Just one week after Lt. Brian Rice was acquitted of all charges for his role in the death and arrest of 25-year-old Freddie Gray, prosecutors moved to dismiss the criminal charges against three remaining Baltimore police officers also on trial for his death.
According to the Baltimore Sun, Chief Deputy State’s Attorney Michael Schatzow told Judge Barry G. Williams that the state was dropping all charges against Officers Garrett Miller, William Porter, and Sgt. Alicia White. The shocking decision was made at a hearing Wednesday meant to begin the trial of Officer Miller for his involvement in Gray’s death.
“All of our clients are thrilled with what happened today, and we’ll be making a comment later to address the details of what happened,” said Catherine Flynn, Miller’s attorney.
The prosecution’s unexpected move was reportedly based on the unlikelihood of securing a conviction against any of the three remaining officers. The case against Officer William Porter ended in a mistrial last year, while Officers Edward Nero and Caesar Goodson were cleared of all charges, Atlanta Black Star reports. Lt. Rice escaped the most serious of charges after opting for a bench trial earlier this month.
Officer Porter was set to be retried on Sept. 6, while the trial for Sgt. White was scheduled for Oct. 13. Neither of those arraignments will happen now.
The latest acquittal of Lt. Rice resulted in renewed efforts to get State’s Attorney Marilyn Mosby to drop the charges against the three remaining officers. Mosby quickly announced charges against the six officers involved in Gray’s death after the Baltimore man suffered fatal spinal cord injuries during a ride in the back of a police van last April. Medical examiners ruled Gray’s death a homicide. However, Mosby’s prosecutors failed to indict any of the officers charged in his death.
According to the Baltimore Sun, Mosby defended her decision to bring charges against the officers during a press conference in West Baltimore Wednesday.
“After much thought and prayer it has become clear that without being able to work with an independent investigatory agency from the very start, without having a say in the election of whether cases proceed in front of a judge or jury, without communal oversight of police in this community, without substantive reforms to the current criminal justice system, we could try this case 100 times and cases just like it and we would still end up with the same result,” she said.
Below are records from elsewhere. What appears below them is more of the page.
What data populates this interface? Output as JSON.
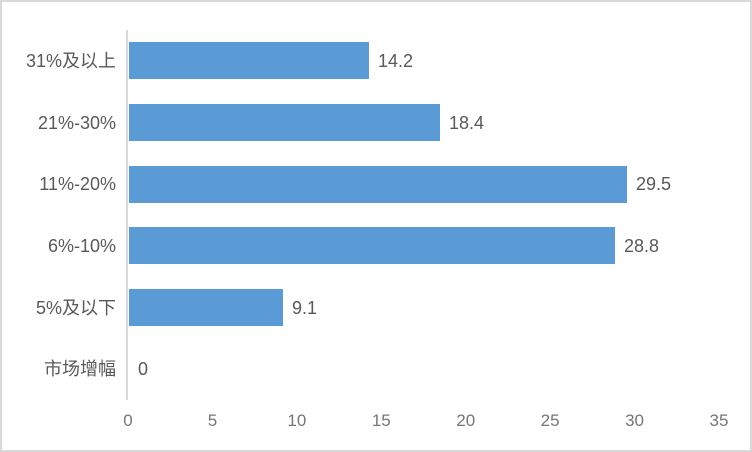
{
  "chart_data": {
    "type": "bar",
    "orientation": "horizontal",
    "title": "",
    "xlabel": "",
    "ylabel": "",
    "categories": [
      "31%及以上",
      "21%-30%",
      "11%-20%",
      "6%-10%",
      "5%及以下",
      "市场增幅"
    ],
    "values": [
      14.2,
      18.4,
      29.5,
      28.8,
      9.1,
      0
    ],
    "data_labels": [
      "14.2",
      "18.4",
      "29.5",
      "28.8",
      "9.1",
      "0"
    ],
    "x_ticks": [
      "0",
      "5",
      "10",
      "15",
      "20",
      "25",
      "30",
      "35"
    ],
    "xlim": [
      0,
      35
    ],
    "grid": false,
    "legend_position": "none",
    "bar_color": "#5b9bd5",
    "axis_line_color": "#d9d9d9",
    "category_label_color": "#595959",
    "data_label_color": "#595959",
    "tick_label_color": "#767676",
    "border_color": "#d9d9d9",
    "background_color": "#ffffff"
  }
}
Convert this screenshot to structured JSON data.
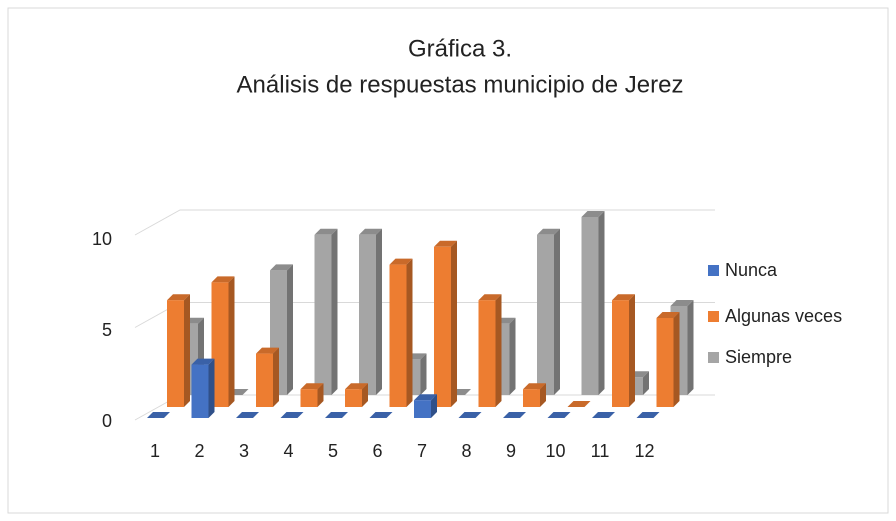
{
  "chart_data": {
    "type": "bar3d",
    "title": "Gráfica 3.",
    "subtitle": "Análisis de respuestas municipio de Jerez",
    "categories": [
      "1",
      "2",
      "3",
      "4",
      "5",
      "6",
      "7",
      "8",
      "9",
      "10",
      "11",
      "12"
    ],
    "series": [
      {
        "name": "Nunca",
        "color": "#4472c4",
        "values": [
          0,
          3,
          0,
          0,
          0,
          0,
          1,
          0,
          0,
          0,
          0,
          0
        ]
      },
      {
        "name": "Algunas veces",
        "color": "#ed7d31",
        "values": [
          6,
          7,
          3,
          1,
          1,
          8,
          9,
          6,
          1,
          0,
          6,
          5
        ]
      },
      {
        "name": "Siempre",
        "color": "#a5a5a5",
        "values": [
          4,
          0,
          7,
          9,
          9,
          2,
          0,
          4,
          9,
          10,
          1,
          5
        ]
      }
    ],
    "ylim": [
      0,
      10
    ],
    "yticks": [
      0,
      5,
      10
    ],
    "grid": true,
    "legend": "right"
  }
}
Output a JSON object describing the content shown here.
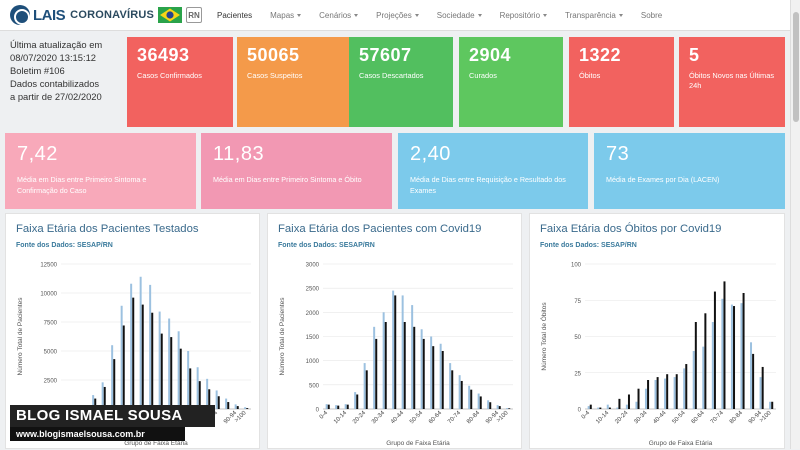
{
  "brand": {
    "lais": "LAIS",
    "title": "CORONAVÍRUS",
    "state": "RN"
  },
  "nav": [
    {
      "label": "Pacientes",
      "dropdown": false,
      "active": true
    },
    {
      "label": "Mapas",
      "dropdown": true
    },
    {
      "label": "Cenários",
      "dropdown": true
    },
    {
      "label": "Projeções",
      "dropdown": true
    },
    {
      "label": "Sociedade",
      "dropdown": true
    },
    {
      "label": "Repositório",
      "dropdown": true
    },
    {
      "label": "Transparência",
      "dropdown": true
    },
    {
      "label": "Sobre",
      "dropdown": false
    }
  ],
  "update": {
    "line1": "Última atualização em",
    "line2": "08/07/2020 13:15:12",
    "line3": "Boletim #106",
    "line4": "Dados contabilizados",
    "line5": "a partir de 27/02/2020"
  },
  "stats": [
    {
      "value": "36493",
      "label": "Casos Confirmados",
      "color": "#f2625f"
    },
    {
      "value": "50065",
      "label": "Casos Suspeitos",
      "color": "#f49a4a"
    },
    {
      "value": "57607",
      "label": "Casos Descartados",
      "color": "#52bf5f"
    },
    {
      "value": "2904",
      "label": "Curados",
      "color": "#5ec75f"
    },
    {
      "value": "1322",
      "label": "Óbitos",
      "color": "#f2625f"
    },
    {
      "value": "5",
      "label": "Óbitos Novos nas Últimas 24h",
      "color": "#f2625f"
    }
  ],
  "averages": [
    {
      "value": "7,42",
      "label": "Média em Dias entre Primeiro Sintoma e Confirmação do Caso",
      "color": "#f8a9ba"
    },
    {
      "value": "11,83",
      "label": "Média em Dias entre Primeiro Sintoma e Óbito",
      "color": "#f298b3"
    },
    {
      "value": "2,40",
      "label": "Média de Dias entre Requisição e Resultado dos Exames",
      "color": "#7ccaeb"
    },
    {
      "value": "73",
      "label": "Média de Exames por Dia (LACEN)",
      "color": "#7ccaeb"
    }
  ],
  "watermark": {
    "top": "BLOG ISMAEL SOUSA",
    "bottom": "www.blogismaelsousa.com.br"
  },
  "chart_data": [
    {
      "type": "bar",
      "title": "Faixa Etária dos Pacientes Testados",
      "subtitle": "Fonte dos Dados: SESAP/RN",
      "xlabel": "Grupo de Faixa Etária",
      "ylabel": "Número Total de Pacientes",
      "ylim": [
        0,
        12500
      ],
      "yticks": [
        0,
        2500,
        5000,
        7500,
        10000,
        12500
      ],
      "categories": [
        "0-4",
        "5-9",
        "10-14",
        "15-19",
        "20-24",
        "25-29",
        "30-34",
        "35-39",
        "40-44",
        "45-49",
        "50-54",
        "55-59",
        "60-64",
        "65-69",
        "70-74",
        "75-79",
        "80-84",
        "85-89",
        "90-94",
        ">100"
      ],
      "series": [
        {
          "color": "#9cc1e0",
          "values": [
            150,
            200,
            300,
            1200,
            2300,
            5500,
            8900,
            10800,
            11400,
            10700,
            8400,
            7800,
            6700,
            5000,
            3600,
            2600,
            1600,
            900,
            400,
            150
          ]
        },
        {
          "color": "#111111",
          "values": [
            100,
            150,
            250,
            900,
            1900,
            4300,
            7200,
            9600,
            9000,
            8300,
            6500,
            6200,
            5200,
            3500,
            2400,
            1700,
            1100,
            600,
            250,
            80
          ]
        }
      ]
    },
    {
      "type": "bar",
      "title": "Faixa Etária dos Pacientes com Covid19",
      "subtitle": "Fonte dos Dados: SESAP/RN",
      "xlabel": "Grupo de Faixa Etária",
      "ylabel": "Número Total de Pacientes",
      "ylim": [
        0,
        3000
      ],
      "yticks": [
        0,
        500,
        1000,
        1500,
        2000,
        2500,
        3000
      ],
      "categories": [
        "0-4",
        "5-9",
        "10-14",
        "15-19",
        "20-24",
        "25-29",
        "30-34",
        "35-39",
        "40-44",
        "45-49",
        "50-54",
        "55-59",
        "60-64",
        "65-69",
        "70-74",
        "75-79",
        "80-84",
        "85-89",
        "90-94",
        ">100"
      ],
      "series": [
        {
          "color": "#9cc1e0",
          "values": [
            100,
            80,
            100,
            350,
            950,
            1700,
            2000,
            2450,
            2350,
            2150,
            1650,
            1500,
            1350,
            950,
            700,
            480,
            320,
            180,
            80,
            20
          ]
        },
        {
          "color": "#111111",
          "values": [
            90,
            70,
            90,
            300,
            800,
            1450,
            1800,
            2350,
            1800,
            1700,
            1450,
            1300,
            1200,
            800,
            580,
            400,
            260,
            140,
            60,
            15
          ]
        }
      ]
    },
    {
      "type": "bar",
      "title": "Faixa Etária dos Óbitos por Covid19",
      "subtitle": "Fonte dos Dados: SESAP/RN",
      "xlabel": "Grupo de Faixa Etária",
      "ylabel": "Número Total de Óbitos",
      "ylim": [
        0,
        100
      ],
      "yticks": [
        0,
        25,
        50,
        75,
        100
      ],
      "categories": [
        "0-4",
        "5-9",
        "10-14",
        "15-19",
        "20-24",
        "25-29",
        "30-34",
        "35-39",
        "40-44",
        "45-49",
        "50-54",
        "55-59",
        "60-64",
        "65-69",
        "70-74",
        "75-79",
        "80-84",
        "85-89",
        "90-94",
        ">100"
      ],
      "series": [
        {
          "color": "#9cc1e0",
          "values": [
            2,
            1,
            3,
            1,
            3,
            5,
            14,
            20,
            21,
            22,
            28,
            40,
            43,
            60,
            76,
            72,
            73,
            46,
            22,
            5
          ]
        },
        {
          "color": "#111111",
          "values": [
            3,
            1,
            1,
            7,
            10,
            14,
            20,
            22,
            24,
            24,
            31,
            60,
            66,
            81,
            88,
            71,
            80,
            38,
            29,
            5
          ]
        }
      ]
    }
  ]
}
Mosby also pointed out the “inherent bias” that often occurs when “police police themselves” and said some individual Baltimore police officers impeded the investigation into Gray’s death.
“For those that believe that I’m anti-police, it’s simply not the case,” she stated. “I’m anti-police brutality. And I need not remind you that the only loss — and the greatest loss — in all of this was that of Freddie Gray’s life.”
Outrage over the acquittals of the remaining officers flooded social media, with many wondering how the justice system could fail at holding a single person accountable for Gray’s death.
— Zak4Speaker☭ (@Teenforbernie) July 27, 2016
If "law enforcement" isn't accountable for the easily verifiable homicide of #FreddieGray, then what's the point of "law" or a constitution?
— jesseWilliams. (@iJesseWilliams) July 27, 2016
Spine severed 80%.
Justice served 0%. #freddiegray
— Kwame Rose (@kwamerose) July 27, 2016
More clear proof that the justice system protects itself far better than it could ever protect the people. #FreddieGray
— DJ Pain 1 (@djpain1) July 27, 2016
I feel for the family of #FreddieGray. They were basically just told that nobody killed him. He just up and died
— Fig Floozy (@EatWithNia) July 27, 2016
— Ava DuVernay (@AVAETC) July 27, 2016
#FreddieGray did not kill himself.
Didn't snap his own neck.
Didn't crush his own throat.
Didn't drag himself around Gilmore Homes.
— Benjamin YoungSavage (@benjancewicz) July 18, 2016
Although the officers have been cleared of all charges, they each still face the possibility of administrative discipline, the Baltimore Sun reports.